Two separate articles a year ago referred to the use of 3D laser scanning to improve one’s health. In the first case it was in support of the shape of an infant’s head and the second better design of hearing aids.
From an article by Jordan Verdadeiro at West Dakota Fox
Any abnormalities in a child will be scary for a parent. There are a set of twins from Harvey who were born healthy, but who’s heads began to flatten. Jordan Verdadeiro spoke with the family and a certified orthotist who is helping get these baby boy’s head shape back how it should be.
This is Bausten and Huxley, and these twins are in cranial remolding helmets. Their father, Cayle Paulson says they were born two months early.
“They spent their first five weeks in the nic-u here in Bismarck, so through time at home and sleeping on their back, they slowly kind of developed a flatness on the back of their head,” said Paulson.
It’s also known as helmet therapy, it’s given to children who suffer from flattening on the occipital sides of their heads. “You’re alarmed and of course as a parent, you want to make sure you’re doing the right thing.”
Paulson says at first he didn’t know if it was necessary but found it has been painless and protective. “And once we get them into the helmet, as their head is growing at such a rapid rate it corrects inside the helmet,” said Todd Jasper, orthorist at CHI St. Alexius.
“Eighty percent of the cranial growth happens by one year, so we like to get them into a helmet between 4.5 and six months,” he said.By using a 3D laser scanning device, Jasper is able to review 3-D data that can be reviewed in multiple plains.
“Most parents come back in one week and are pretty excited and say this isn’t as bad as I thought and I could see a correction already.”

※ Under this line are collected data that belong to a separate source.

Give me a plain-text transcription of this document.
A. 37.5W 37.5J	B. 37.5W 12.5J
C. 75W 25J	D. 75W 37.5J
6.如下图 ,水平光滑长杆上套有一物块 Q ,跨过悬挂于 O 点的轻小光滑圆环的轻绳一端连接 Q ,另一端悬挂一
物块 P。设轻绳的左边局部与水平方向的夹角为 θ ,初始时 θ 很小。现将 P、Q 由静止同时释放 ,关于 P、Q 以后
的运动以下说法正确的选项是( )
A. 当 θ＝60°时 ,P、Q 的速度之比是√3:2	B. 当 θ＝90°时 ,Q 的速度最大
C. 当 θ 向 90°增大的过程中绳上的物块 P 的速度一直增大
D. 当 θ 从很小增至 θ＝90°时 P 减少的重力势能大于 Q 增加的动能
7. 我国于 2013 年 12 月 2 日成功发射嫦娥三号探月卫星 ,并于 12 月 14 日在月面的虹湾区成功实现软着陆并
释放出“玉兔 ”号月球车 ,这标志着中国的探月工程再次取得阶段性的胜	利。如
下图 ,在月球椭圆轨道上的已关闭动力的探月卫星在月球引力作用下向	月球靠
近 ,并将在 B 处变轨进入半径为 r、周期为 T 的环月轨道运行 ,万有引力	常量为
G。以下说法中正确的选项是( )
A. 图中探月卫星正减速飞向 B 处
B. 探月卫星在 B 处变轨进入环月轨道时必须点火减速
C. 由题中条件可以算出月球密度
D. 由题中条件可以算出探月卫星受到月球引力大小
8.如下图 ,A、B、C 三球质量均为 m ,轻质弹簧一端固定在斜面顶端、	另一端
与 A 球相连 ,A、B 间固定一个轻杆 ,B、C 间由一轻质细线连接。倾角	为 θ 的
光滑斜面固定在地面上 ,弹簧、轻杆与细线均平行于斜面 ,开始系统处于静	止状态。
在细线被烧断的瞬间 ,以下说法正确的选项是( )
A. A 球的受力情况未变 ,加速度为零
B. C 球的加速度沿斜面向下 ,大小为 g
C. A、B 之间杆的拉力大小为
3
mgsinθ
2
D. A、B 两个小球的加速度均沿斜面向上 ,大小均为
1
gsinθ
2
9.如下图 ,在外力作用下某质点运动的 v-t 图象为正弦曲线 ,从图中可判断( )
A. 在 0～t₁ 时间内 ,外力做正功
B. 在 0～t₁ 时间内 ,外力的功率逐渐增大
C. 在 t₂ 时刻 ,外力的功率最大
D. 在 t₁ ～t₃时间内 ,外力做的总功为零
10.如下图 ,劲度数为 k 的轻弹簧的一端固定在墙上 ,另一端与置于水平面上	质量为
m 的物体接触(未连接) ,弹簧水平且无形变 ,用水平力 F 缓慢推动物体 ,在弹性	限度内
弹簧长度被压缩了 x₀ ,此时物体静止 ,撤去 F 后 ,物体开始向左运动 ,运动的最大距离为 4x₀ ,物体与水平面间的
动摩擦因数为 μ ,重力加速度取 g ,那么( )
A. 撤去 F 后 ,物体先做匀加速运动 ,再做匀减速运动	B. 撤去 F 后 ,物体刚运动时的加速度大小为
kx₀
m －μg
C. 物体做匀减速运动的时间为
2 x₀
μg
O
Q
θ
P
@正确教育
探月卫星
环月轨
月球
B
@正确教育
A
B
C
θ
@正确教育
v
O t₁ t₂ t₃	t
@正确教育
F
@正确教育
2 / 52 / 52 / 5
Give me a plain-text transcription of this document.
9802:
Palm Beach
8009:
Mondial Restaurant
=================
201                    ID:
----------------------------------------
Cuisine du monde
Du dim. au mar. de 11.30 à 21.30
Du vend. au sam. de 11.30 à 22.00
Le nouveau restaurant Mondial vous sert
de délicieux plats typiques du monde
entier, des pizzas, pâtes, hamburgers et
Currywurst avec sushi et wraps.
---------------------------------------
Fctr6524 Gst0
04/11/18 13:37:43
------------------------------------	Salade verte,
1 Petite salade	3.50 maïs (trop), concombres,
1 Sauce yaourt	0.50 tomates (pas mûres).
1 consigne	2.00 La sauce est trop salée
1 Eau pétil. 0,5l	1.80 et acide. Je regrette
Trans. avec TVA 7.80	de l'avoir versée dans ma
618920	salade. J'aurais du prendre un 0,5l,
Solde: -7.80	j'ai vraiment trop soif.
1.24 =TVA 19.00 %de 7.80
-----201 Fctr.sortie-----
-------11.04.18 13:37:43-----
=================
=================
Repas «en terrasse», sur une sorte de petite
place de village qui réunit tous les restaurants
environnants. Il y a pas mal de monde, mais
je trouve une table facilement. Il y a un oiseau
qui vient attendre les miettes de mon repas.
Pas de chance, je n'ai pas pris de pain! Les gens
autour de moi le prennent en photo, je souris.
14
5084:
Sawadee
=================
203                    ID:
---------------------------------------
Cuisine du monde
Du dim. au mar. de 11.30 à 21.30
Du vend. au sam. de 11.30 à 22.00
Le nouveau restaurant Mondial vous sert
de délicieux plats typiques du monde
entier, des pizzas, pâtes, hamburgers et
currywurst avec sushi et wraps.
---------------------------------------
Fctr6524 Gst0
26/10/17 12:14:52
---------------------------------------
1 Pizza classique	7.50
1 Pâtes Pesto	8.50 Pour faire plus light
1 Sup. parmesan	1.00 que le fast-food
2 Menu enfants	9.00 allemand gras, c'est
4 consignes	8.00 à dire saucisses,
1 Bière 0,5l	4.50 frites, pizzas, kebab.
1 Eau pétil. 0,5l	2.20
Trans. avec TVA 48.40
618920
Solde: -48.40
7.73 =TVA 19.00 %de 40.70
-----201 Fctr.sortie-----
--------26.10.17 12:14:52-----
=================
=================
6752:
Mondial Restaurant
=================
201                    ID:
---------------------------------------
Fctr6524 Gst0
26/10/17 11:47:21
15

Paulson says this has assured him and his wife they are doing the right thing to make sure their boys a perfect beginning. Jasper says the 3D laser scanning takes about 1.5 seconds and the initial evaluation at CHI St. Alexius Health is free.
From an article in KDLT News Today
At Sound Decision they have technology that is makes doing 3D scans of the ear for hearing devices easier than ever before.
“It’s called the Odoo scan,” said Sound Decision Audiologist Paul Brueggeman.
This 3D laser scanning creates a 3-d image of your ear in a matter of minutes.
“It uses a combination of a high-speed camera and a laser to take very precise imagery shots of the inner ear canal and the outer part of the ear,” said Dr. Brueggeman.
Patients can see their ear being re-created right in front of them.
Dr. Brueggeman said the old way of creating an earpiece was liquid silicone that was placed in a person’s ear to create a hard mold.
Experts say this new way is less intrusive. The clinic has only had the scanner since January, but Dr. Brueggeman thinks it is here to stay.
“I don’t see us going back to going back to doing physical silicon impressions,” said Dr. Brueggeman. “I believe this is going to be the clinical standard.”